Weingarten invited DeVos to visit a public school with her several months ago, shortly after DeVos’ contentious confirmation process. Van Wert is located in a rural area where most students qualify for free or reduced-price lunch, and where most residents voted for President Donald Trump.

Weingarten and DeVos have been deeply critical of one another in the past, but they expressed a mutual appreciation during the Van Wert visit. Weingarten, president of the nation’s second largest teachers union, cited the visit as evidence of DeVos’ willingness to “walk the walk.”

“I don’t think we even gave her a duty-free lunch,” Weingarten joked during the press conference. 

DeVos faced a particularly harsh confirmation process, where a 50-50 vote forced Vice President Mike Pence to break the tie. During this time, Weingarten and her union, the American Federation of Teachers, portrayed DeVos as an interloper bent on destroying traditional public education in order to create a more capitalistic, free-market structure.

DeVos maintains that she supports traditional public schools, but also believes parents should be given a menu of options for where they can send their students. At the same time, the proposed U.S. Department of Education budget would make steep cuts to public school programs, while setting aside money for charter schools and a still-nebulous private school choice program.

Part of her goal, DeVos said during the press conference, is to diminish federal and top-down intervention in education to give teachers and schools increased autonomy. 

“We overcomplicate things in many cases and for no specific end necessarily,” she said. 

DeVos has not had as much communication with the nation’s other major teachers union, the National Education Association. DeVos reportedly called the president of the NEA, Lily Eskelsen García, who sent DeVos a letter in response. The letter demanded clarity from DeVos on issues like special education and LGBTQ students.

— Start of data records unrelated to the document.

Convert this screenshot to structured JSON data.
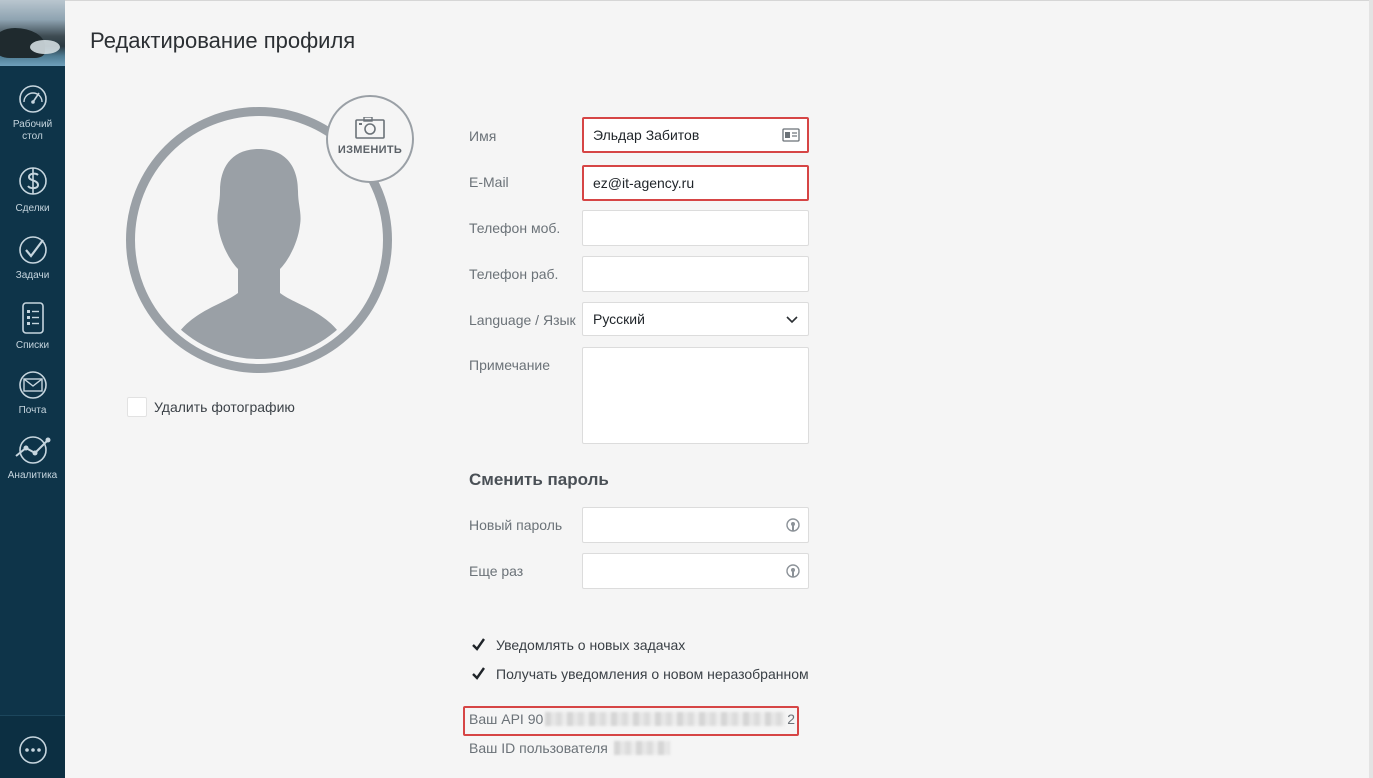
{
  "page": {
    "title": "Редактирование профиля"
  },
  "sidebar": {
    "items": [
      {
        "label_line1": "Рабочий",
        "label_line2": "стол",
        "icon": "dashboard-gauge-icon"
      },
      {
        "label_line1": "Сделки",
        "icon": "dollar-icon"
      },
      {
        "label_line1": "Задачи",
        "icon": "check-circle-icon"
      },
      {
        "label_line1": "Списки",
        "icon": "list-icon"
      },
      {
        "label_line1": "Почта",
        "icon": "mail-icon"
      },
      {
        "label_line1": "Аналитика",
        "icon": "analytics-icon"
      }
    ],
    "chat_icon": "chat-icon",
    "background": "#0e3449"
  },
  "photo": {
    "change_label": "ИЗМЕНИТЬ",
    "delete_label": "Удалить фотографию",
    "delete_checked": false
  },
  "form": {
    "name": {
      "label": "Имя",
      "value": "Эльдар Забитов"
    },
    "email": {
      "label": "E-Mail",
      "value": "ez@it-agency.ru"
    },
    "phone_mobile": {
      "label": "Телефон моб.",
      "value": ""
    },
    "phone_work": {
      "label": "Телефон раб.",
      "value": ""
    },
    "language": {
      "label": "Language / Язык",
      "value": "Русский"
    },
    "note": {
      "label": "Примечание",
      "value": ""
    }
  },
  "password": {
    "section_title": "Сменить пароль",
    "new_label": "Новый пароль",
    "repeat_label": "Еще раз"
  },
  "notifications": {
    "tasks_label": "Уведомлять о новых задачах",
    "tasks_checked": true,
    "unsorted_label": "Получать уведомления о новом неразобранном",
    "unsorted_checked": true
  },
  "api": {
    "key_label": "Ваш API",
    "key_prefix": "90",
    "key_suffix": "2",
    "user_id_label": "Ваш ID пользователя"
  },
  "colors": {
    "highlight": "#d64545",
    "sidebar": "#0e3449"
  }
}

“Students, parents and educators still want answers for a wealth of concerns based on Secretary DeVos’s destructive record and refusal to commit to ensuring every child in every community has the opportunity provided by a great education at a neighborhood public school,” García said in a statement to The Huffington Post. “NEA raised a number of these issues in my February 14 letter to the secretary and we have not received a response.”